-Falto tu patética cara, anciano.
Jimin podía sentir como sus piernas temblaban de la completa falta de respeto que había acabado de hacer. Yoongi solamente pudo reír por la actitud tan inmadura del pequeño, quitando el resto de jugo que había mojada su cara. Estaba realmente furioso, el niño siempre lo podía furioso.
Yoongi se levantó bruscamente del asiento en donde se encontraba y con una fuerza sobre humana tiro el jarro de las manos del niño haciendo a te tambalear en su lugar. Quería asustarlo, quería verlo llorar pidiendo disculpas por su comportamiento, quería verlo temblar, pero solo pudo al pequeño riendo a carcajadas.
- ¿Qué da tanta risa?
Jimin se alzó de brazos y quiso irse del lugar con una sonrisa en el rostro, pero fue detenido por el mayor, tomando del ante brazo.
- ¿No te enseñaron a respetar a tus Hyungs en tu casa? - Gruño cuando vio que la sonrisa del menor aún seguía en su rostro.
-Usted no es mi Hyung - De repente su sonrisa había cambiado por una expresión seria y recta. Yoongi bufo ante las palabras del rubio.
-Muchacho igualado, tu Tía sabrá que hiciste apropósito esto - Jimin rio a carcajadas mientras veía al azabache, se veía más horrible con el cabello abajo.

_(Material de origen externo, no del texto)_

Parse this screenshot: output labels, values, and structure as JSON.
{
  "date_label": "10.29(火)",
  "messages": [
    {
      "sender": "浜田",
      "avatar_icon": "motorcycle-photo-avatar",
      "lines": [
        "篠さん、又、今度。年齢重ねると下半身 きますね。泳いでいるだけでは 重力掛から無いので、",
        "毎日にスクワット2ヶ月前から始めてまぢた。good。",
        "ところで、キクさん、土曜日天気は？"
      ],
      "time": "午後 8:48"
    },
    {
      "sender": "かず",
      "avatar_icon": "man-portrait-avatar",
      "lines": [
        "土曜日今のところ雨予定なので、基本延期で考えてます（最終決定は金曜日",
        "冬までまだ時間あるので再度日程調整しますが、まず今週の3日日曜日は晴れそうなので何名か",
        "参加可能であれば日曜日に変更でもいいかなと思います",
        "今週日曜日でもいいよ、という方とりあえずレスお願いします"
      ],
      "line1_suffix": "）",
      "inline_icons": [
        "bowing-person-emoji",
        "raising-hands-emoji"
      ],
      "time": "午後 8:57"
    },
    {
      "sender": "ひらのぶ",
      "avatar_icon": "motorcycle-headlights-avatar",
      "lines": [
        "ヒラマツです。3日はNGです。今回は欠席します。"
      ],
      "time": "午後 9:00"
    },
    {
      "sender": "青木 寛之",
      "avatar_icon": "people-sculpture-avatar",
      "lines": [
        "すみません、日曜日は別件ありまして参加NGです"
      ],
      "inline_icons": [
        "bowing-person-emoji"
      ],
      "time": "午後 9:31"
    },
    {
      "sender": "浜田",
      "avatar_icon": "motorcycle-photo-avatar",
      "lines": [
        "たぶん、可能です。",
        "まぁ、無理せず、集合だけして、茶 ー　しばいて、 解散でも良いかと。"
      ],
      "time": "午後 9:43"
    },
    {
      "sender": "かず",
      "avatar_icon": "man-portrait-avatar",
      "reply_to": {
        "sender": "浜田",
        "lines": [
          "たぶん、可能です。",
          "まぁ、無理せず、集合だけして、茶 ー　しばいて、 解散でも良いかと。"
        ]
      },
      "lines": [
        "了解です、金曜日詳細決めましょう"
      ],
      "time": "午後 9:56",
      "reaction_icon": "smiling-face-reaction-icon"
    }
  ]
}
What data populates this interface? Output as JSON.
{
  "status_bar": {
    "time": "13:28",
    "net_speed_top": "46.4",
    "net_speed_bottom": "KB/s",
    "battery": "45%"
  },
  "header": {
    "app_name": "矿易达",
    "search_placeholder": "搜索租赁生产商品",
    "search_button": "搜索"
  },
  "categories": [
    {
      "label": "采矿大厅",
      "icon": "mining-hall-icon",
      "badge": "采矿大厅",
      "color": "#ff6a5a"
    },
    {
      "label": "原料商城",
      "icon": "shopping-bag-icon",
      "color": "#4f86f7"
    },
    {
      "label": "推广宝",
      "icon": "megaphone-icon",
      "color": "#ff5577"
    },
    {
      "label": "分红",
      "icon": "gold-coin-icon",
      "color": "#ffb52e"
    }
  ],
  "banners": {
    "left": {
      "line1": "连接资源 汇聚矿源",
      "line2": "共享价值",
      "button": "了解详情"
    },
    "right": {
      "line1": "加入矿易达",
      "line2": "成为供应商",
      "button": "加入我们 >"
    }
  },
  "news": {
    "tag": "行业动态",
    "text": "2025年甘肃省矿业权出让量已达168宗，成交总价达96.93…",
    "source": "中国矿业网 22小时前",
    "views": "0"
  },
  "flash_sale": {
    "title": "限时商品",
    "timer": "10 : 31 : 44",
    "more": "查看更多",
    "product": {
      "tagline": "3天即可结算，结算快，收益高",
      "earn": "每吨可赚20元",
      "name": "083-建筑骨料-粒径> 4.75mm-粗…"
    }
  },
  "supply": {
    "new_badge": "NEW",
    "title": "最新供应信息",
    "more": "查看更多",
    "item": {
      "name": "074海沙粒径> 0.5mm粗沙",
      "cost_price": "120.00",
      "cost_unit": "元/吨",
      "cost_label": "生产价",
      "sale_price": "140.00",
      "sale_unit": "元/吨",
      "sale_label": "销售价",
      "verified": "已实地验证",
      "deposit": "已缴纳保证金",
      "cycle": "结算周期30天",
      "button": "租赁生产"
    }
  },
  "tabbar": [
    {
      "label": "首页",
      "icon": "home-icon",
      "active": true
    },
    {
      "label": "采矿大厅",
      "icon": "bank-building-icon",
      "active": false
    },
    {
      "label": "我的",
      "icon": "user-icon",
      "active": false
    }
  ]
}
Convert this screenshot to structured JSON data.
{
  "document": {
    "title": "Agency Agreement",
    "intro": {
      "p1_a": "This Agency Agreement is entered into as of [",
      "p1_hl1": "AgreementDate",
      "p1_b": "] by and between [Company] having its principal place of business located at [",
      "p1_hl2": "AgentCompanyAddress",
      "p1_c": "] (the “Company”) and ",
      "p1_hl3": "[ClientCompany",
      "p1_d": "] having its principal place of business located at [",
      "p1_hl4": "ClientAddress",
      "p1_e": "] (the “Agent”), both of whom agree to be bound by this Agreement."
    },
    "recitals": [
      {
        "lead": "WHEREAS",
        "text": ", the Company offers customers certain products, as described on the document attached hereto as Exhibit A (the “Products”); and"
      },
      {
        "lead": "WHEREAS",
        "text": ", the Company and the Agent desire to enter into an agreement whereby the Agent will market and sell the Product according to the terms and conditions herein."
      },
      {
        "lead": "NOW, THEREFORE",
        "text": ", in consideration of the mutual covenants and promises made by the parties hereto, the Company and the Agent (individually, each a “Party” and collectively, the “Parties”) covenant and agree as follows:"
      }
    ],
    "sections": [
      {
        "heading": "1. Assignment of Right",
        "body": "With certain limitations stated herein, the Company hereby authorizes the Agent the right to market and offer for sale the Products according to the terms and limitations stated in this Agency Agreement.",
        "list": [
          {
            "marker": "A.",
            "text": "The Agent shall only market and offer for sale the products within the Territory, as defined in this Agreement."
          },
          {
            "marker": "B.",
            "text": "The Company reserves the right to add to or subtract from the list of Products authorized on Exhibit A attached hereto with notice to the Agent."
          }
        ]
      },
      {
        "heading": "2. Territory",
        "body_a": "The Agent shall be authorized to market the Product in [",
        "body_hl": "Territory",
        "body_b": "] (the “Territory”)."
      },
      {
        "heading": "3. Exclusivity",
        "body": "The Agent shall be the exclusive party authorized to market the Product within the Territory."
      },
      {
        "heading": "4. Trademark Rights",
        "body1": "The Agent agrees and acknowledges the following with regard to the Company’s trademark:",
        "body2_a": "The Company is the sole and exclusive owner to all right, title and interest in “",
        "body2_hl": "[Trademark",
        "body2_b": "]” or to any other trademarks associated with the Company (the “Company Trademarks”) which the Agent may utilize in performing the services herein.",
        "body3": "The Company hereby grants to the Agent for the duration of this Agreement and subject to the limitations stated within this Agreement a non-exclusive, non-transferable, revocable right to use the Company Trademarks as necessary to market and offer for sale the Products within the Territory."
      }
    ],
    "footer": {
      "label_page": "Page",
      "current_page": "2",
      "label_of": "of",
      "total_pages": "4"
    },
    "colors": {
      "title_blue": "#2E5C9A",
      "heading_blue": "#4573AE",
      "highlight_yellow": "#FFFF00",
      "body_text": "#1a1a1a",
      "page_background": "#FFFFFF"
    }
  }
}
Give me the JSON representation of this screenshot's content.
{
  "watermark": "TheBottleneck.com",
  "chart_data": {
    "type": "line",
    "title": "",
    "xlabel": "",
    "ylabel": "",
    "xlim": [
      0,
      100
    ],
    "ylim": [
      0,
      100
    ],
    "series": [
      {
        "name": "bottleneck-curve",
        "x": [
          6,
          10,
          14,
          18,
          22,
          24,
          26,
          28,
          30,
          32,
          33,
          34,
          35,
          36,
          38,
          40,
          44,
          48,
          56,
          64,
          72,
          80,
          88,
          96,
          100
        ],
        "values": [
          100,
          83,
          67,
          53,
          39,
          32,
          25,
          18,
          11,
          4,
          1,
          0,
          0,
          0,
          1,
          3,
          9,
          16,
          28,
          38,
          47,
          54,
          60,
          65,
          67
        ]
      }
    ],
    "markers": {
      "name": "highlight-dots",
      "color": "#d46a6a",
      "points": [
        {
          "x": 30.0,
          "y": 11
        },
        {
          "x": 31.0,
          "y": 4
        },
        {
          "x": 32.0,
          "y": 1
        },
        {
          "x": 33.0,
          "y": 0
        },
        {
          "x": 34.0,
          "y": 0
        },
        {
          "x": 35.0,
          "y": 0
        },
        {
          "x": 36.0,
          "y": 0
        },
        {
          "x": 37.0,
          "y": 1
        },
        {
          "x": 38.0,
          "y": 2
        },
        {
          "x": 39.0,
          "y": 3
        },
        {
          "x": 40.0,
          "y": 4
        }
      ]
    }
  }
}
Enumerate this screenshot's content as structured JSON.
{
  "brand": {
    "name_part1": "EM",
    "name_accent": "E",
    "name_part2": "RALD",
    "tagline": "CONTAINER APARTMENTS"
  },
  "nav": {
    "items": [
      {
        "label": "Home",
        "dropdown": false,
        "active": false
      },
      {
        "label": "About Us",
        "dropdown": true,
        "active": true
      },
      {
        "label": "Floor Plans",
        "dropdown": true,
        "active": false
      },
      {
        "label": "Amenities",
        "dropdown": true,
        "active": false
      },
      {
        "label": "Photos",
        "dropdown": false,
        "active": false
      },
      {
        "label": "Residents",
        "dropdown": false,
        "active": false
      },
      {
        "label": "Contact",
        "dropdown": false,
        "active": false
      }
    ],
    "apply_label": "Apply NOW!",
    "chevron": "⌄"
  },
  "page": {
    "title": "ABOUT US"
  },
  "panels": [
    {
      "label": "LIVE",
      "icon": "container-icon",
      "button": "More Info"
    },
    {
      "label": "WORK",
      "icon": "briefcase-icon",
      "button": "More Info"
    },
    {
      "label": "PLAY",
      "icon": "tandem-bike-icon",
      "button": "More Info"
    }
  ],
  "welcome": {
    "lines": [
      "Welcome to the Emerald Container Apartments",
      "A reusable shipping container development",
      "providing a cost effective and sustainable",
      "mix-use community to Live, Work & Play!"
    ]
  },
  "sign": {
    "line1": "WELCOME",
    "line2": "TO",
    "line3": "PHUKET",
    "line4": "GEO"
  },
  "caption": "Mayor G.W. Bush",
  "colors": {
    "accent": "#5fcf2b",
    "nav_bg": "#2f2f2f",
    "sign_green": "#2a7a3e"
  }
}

-Quiero ver que intentes eso - Su cuerpo se movió bruscamente, soltándose del agarre del mayor - ¿A quién crees que le va a creer? ¿A ti? Un vecino nuevo que quiere fallársela y olvidarla o ¿A mí? - Su cadera se apoyó en la mesa. Yoongi frunció el ceño - También seré claro, mi tía me Ama, no puedo describir cuanto cariño siente por mí, incluso me cuenta quien y quien no es precoz en su cama - El azabache lazo una ceja - Somos prácticamente mejores amigos, y si uno de los dos dice que esa persona no le conviene, lo escuchamos y lo alejamos.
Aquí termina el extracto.